Por Fernando Pascual |
Un sacerdote agustino llamado Martín Lutero. En el año 1514. Tiene 30 o 31 años. Comenta el salmo 69. Sus palabras buscan denunciar cómo trabajan los herejes:
“Los herejes verdaderamente quieren mal a la Iglesia, porque le achacan falsedades y la fingen lodazal de vicios y perversos cristianos; y así, de un pequeño número de malos, concluyen que todos son malos. Porque ven muchas pajas en la era, afirman audazmente que todo es paja, sin un solo grano. Desean el bien para sí solos, y el mal para la Iglesia; es decir, tienen voluntad y deseo de ser estimados por buenos solamente ellos y que la Iglesia sea reputada mala en todos los demás, ya que ellos no pueden parecer buenos sino afirmando que la Iglesia es mala, falsa y mendaz”.

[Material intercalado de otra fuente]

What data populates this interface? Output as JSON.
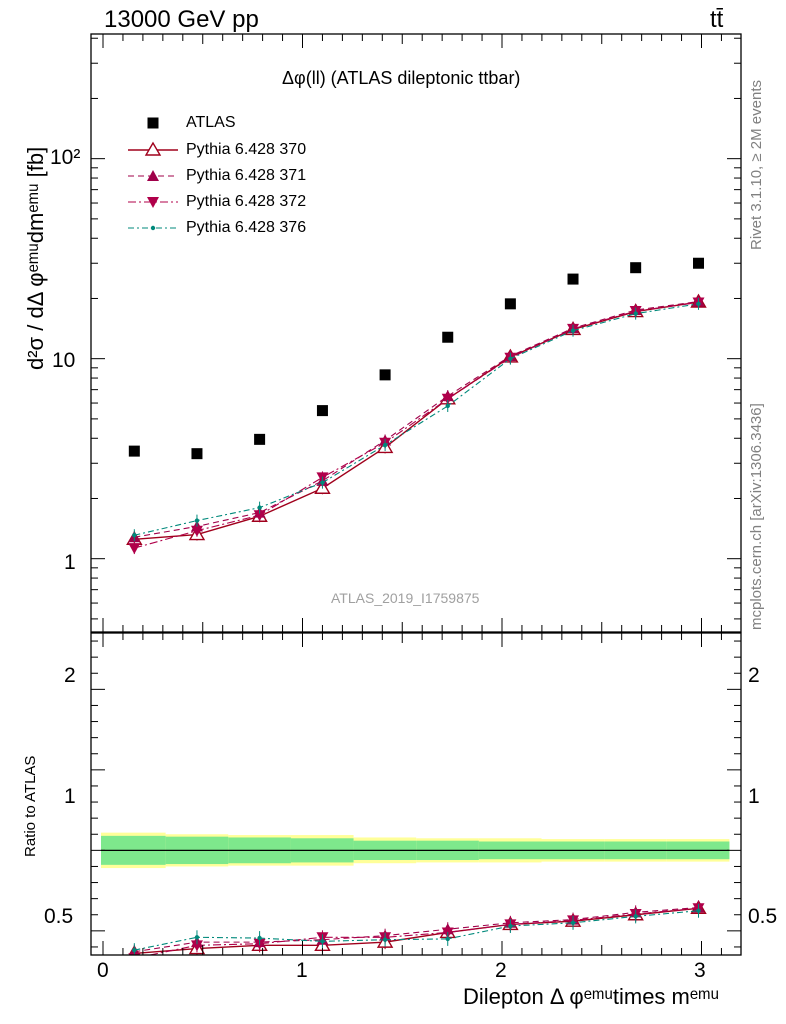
{
  "header": {
    "energy_label": "13000 GeV pp",
    "process_label": "tt̄"
  },
  "side_text": {
    "rivet": "Rivet 3.1.10, ≥ 2M events",
    "source": "mcplots.cern.ch [arXiv:1306.3436]"
  },
  "colors": {
    "data": "#000000",
    "py370": "#a0001c",
    "py371": "#a0004a",
    "py372": "#b0004a",
    "py376": "#00897b",
    "band_inner": "#7ee88c",
    "band_outer": "#ffff99"
  },
  "chart_data": [
    {
      "type": "line",
      "title": "Δφ(ll) (ATLAS dileptonic ttbar)",
      "watermark": "ATLAS_2019_I1759875",
      "ylabel": "d²σ / dΔ φᵉᵐᵘdmᵉᵐᵘ [fb]",
      "yscale": "log",
      "xlim": [
        -0.08,
        3.2
      ],
      "ylim": [
        0.43,
        420
      ],
      "y_ticks": [
        "1",
        "10",
        "10²"
      ],
      "x": [
        0.157,
        0.471,
        0.785,
        1.1,
        1.414,
        1.728,
        2.042,
        2.356,
        2.67,
        2.985
      ],
      "series": [
        {
          "name": "ATLAS",
          "marker": "square",
          "values": [
            3.45,
            3.35,
            3.95,
            5.5,
            8.3,
            12.8,
            18.8,
            25.0,
            28.5,
            30.0
          ]
        },
        {
          "name": "Pythia 6.428 370",
          "marker": "open-triangle-up",
          "style": "solid",
          "values": [
            1.25,
            1.32,
            1.63,
            2.25,
            3.6,
            6.3,
            10.2,
            14.0,
            17.2,
            19.2
          ]
        },
        {
          "name": "Pythia 6.428 371",
          "marker": "triangle-up",
          "style": "dashed",
          "values": [
            1.28,
            1.45,
            1.7,
            2.45,
            3.9,
            6.5,
            10.3,
            14.2,
            17.5,
            19.3
          ]
        },
        {
          "name": "Pythia 6.428 372",
          "marker": "triangle-down",
          "style": "dashdot",
          "values": [
            1.13,
            1.38,
            1.65,
            2.55,
            3.8,
            6.3,
            10.1,
            14.1,
            17.3,
            19.1
          ]
        },
        {
          "name": "Pythia 6.428 376",
          "marker": "dot",
          "style": "dashdot",
          "values": [
            1.31,
            1.55,
            1.8,
            2.4,
            3.7,
            5.8,
            10.0,
            13.8,
            16.8,
            18.8
          ]
        }
      ]
    },
    {
      "type": "line",
      "ylabel": "Ratio to ATLAS",
      "xlabel": "Dilepton Δ φᵉᵐᵘtimes mᵉᵐᵘ",
      "xlim": [
        -0.08,
        3.2
      ],
      "ylim": [
        0.35,
        2.35
      ],
      "x_ticks": [
        "0",
        "1",
        "2",
        "3"
      ],
      "y_ticks": [
        "0.5",
        "1",
        "2"
      ],
      "band_inner": [
        [
          -0.01,
          0.314,
          0.09
        ],
        [
          0.314,
          0.628,
          0.085
        ],
        [
          0.628,
          0.942,
          0.08
        ],
        [
          0.942,
          1.256,
          0.075
        ],
        [
          1.256,
          1.57,
          0.06
        ],
        [
          1.57,
          1.884,
          0.06
        ],
        [
          1.884,
          2.198,
          0.055
        ],
        [
          2.198,
          2.512,
          0.055
        ],
        [
          2.512,
          2.826,
          0.055
        ],
        [
          2.826,
          3.14,
          0.055
        ]
      ],
      "band_outer": [
        [
          -0.01,
          0.314,
          0.11
        ],
        [
          0.314,
          0.628,
          0.1
        ],
        [
          0.628,
          0.942,
          0.095
        ],
        [
          0.942,
          1.256,
          0.095
        ],
        [
          1.256,
          1.57,
          0.08
        ],
        [
          1.57,
          1.884,
          0.075
        ],
        [
          1.884,
          2.198,
          0.075
        ],
        [
          2.198,
          2.512,
          0.07
        ],
        [
          2.512,
          2.826,
          0.07
        ],
        [
          2.826,
          3.14,
          0.07
        ]
      ],
      "series": [
        {
          "name": "Pythia 6.428 370",
          "values": [
            0.36,
            0.39,
            0.41,
            0.41,
            0.43,
            0.49,
            0.54,
            0.56,
            0.6,
            0.64
          ]
        },
        {
          "name": "Pythia 6.428 371",
          "values": [
            0.37,
            0.43,
            0.43,
            0.445,
            0.47,
            0.51,
            0.55,
            0.57,
            0.615,
            0.645
          ]
        },
        {
          "name": "Pythia 6.428 372",
          "values": [
            0.33,
            0.41,
            0.42,
            0.46,
            0.46,
            0.49,
            0.54,
            0.565,
            0.605,
            0.64
          ]
        },
        {
          "name": "Pythia 6.428 376",
          "values": [
            0.38,
            0.46,
            0.455,
            0.435,
            0.445,
            0.45,
            0.53,
            0.55,
            0.59,
            0.625
          ]
        }
      ]
    }
  ]
}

Sorprende leer un texto así, reproducido en un estudio de Ricardo García-Villoslada titulado “Martín Lutero. I. El fraile hambriento de Dios” (BAC, Madrid 1976, 2ª ed., p. 190). Sorprende, porque Lutero ofrece un diagnóstico muy duro sobre el modo de actuar de los herejes. Sorprende, especialmente, porque pocos años más tarde el mismo Lutero actuará como hereje y atacará con furia a la Iglesia católica.
¿Qué dice el diagnóstico? Primero, que los herejes “quieren mal a la Iglesia”. Allí está una de las raíces de tantos errores, críticas, ataques directos e indirectos. Segundo, que razonan mal, pues toman los casos de algunos (“un pequeño número”) malos para luego afirmar que “todos son malos”.

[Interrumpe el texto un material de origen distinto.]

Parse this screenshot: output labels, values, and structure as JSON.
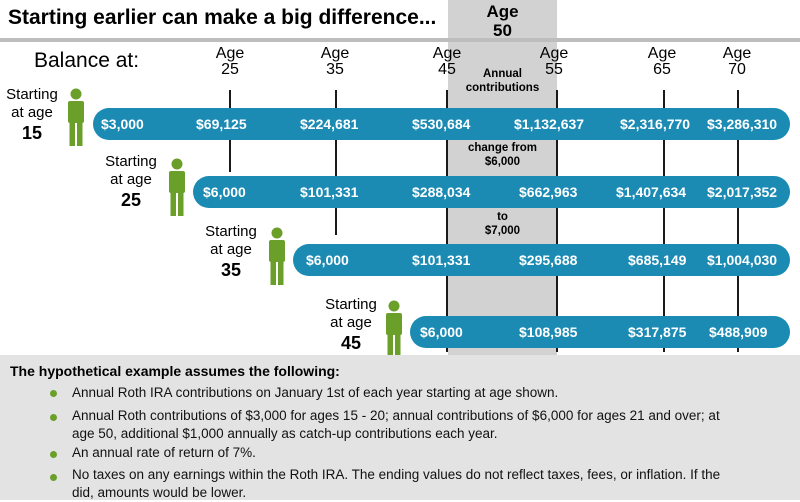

Tercero, y este punto tiene un relieve especial: buscan solo su propio bien y el mal de la Iglesia. Y buscan su bien con una estrategia curiosa: para lograr el aprecio de los demás presentan a la Iglesia como mala, y así consiguen aparecer ellos como los únicos buenos.
Como dijimos, el texto sorprende. ¿Imaginaba aquel joven profesor de teología que en pocos años iba a actuar de esa manera? Seguramente no. Si recordamos, además, que pocos años antes había estado en Roma (en 1510), y que según luego dirá había observado tanta corrupción, ¿cómo mantuvo todavía en 1514 una actitud tan católica, y años más tarde una actitud tan crítica hacia el Papado?
Son preguntas que surgen ante unas palabras que, suponemos, fueron sinceras, y que nos ayudan a reflexionar sobre nuestro amor a la Iglesia: ¿de verdad somos capaces de descubrir en ella a Cristo, a pesar de los defectos de quienes mancillan el nombre de cristianos? ¿Tenemos un corazón magnánimo para descubrir que las manchas no son suficientes para ocultar la belleza de la fe católica y la vida ejemplar de millones de bautizados?